どうせあとは死ぬだけの人生である。私はある日、思い切って彼女に問いただしてみた。「ここが君のいう、思い出の地なのか」と。
途端に、それまでにこにことバリヤを張っていた彼女の表情が、止まった。バリヤがバチバチと音を立て、その存在を不明確にしていた。動揺しているのだ。その場にいたのが誰であっても、彼女を見てそうおもっただろう。
「思い出というのは」
と、そこで長いこと時間が過ぎた。私はただいたたまれなくなって、川のながれる音を聴いていた。ごうごうと、どうどうと、絶えずして流れゆく、それでいて二度と同じように流れない水のことを想った。それは、なにも私の心を慰めはしなかった。或いは、彼女にとっても。
「思い出というのは……個人の心にしまっておくべき妄想です。人様に聞かせるようなものではありません」
と、彼女は言った。私はほっとした。彼女がすでに、その境地に達していることに。私の失言を、聞かなかったことにしてくれたことに。しかし、彼女は続けてこう言った。

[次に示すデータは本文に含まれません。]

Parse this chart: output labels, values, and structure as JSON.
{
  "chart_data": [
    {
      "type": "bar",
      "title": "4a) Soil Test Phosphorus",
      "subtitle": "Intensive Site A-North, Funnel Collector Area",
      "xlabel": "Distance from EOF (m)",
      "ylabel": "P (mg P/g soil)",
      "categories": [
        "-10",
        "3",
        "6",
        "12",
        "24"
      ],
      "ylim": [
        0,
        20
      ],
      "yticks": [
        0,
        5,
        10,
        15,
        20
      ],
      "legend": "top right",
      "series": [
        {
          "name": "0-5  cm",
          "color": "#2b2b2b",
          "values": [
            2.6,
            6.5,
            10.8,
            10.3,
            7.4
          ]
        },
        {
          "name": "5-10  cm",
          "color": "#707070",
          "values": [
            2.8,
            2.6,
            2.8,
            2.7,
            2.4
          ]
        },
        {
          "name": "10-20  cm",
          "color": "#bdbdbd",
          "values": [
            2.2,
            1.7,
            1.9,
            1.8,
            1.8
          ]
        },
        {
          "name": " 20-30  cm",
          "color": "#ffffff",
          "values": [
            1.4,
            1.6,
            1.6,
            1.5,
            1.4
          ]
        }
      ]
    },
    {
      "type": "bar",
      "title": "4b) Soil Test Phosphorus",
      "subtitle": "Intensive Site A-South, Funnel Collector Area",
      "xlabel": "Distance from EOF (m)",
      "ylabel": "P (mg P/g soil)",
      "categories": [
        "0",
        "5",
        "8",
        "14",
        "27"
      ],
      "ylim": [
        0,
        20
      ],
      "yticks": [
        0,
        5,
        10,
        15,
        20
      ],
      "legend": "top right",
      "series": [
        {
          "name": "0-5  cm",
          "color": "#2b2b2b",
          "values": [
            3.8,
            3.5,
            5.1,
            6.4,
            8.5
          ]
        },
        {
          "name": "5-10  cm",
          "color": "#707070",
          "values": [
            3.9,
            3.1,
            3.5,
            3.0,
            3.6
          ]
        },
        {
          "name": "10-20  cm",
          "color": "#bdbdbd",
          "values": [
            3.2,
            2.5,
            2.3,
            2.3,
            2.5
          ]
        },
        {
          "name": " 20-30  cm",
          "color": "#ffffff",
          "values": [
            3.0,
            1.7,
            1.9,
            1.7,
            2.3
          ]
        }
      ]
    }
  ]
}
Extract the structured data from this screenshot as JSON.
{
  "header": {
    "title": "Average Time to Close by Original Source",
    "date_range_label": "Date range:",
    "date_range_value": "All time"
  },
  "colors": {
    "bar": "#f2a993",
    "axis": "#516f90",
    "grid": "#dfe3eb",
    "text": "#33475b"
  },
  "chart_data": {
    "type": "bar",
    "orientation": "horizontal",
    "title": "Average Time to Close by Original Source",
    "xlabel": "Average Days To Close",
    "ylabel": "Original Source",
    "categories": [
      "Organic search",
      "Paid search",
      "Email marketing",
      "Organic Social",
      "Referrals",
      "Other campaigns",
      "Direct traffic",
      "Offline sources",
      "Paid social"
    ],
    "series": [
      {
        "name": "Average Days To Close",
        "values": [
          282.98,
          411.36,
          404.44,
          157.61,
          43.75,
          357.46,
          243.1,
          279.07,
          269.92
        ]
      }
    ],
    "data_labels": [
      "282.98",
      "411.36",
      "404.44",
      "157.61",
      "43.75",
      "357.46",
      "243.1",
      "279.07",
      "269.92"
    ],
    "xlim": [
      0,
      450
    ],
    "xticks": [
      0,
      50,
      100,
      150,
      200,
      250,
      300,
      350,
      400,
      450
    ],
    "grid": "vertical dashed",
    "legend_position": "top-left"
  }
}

「と、言うべきなんでしょうね。でも、私はそれほど強いひとじゃありません。そろそろ、誰かに話を聞いてほしいと思っていたんです」
申し訳なさそうな表情を、今でも忘れることが出来ない。もしこの老体に出来ることがあるとすれば、ただ過去を語ることではない。そう思って、私はゆっくり頷いた。彼女は、安心したように微笑んだ。
「大戦の時に出兵した人と、最後に約束をしたのがこの場所なんです」
朝露か、川の飛沫に濡れたのか。彼女の頬には、水が伝っている。さすがの私もその理由を問うことはしなかった。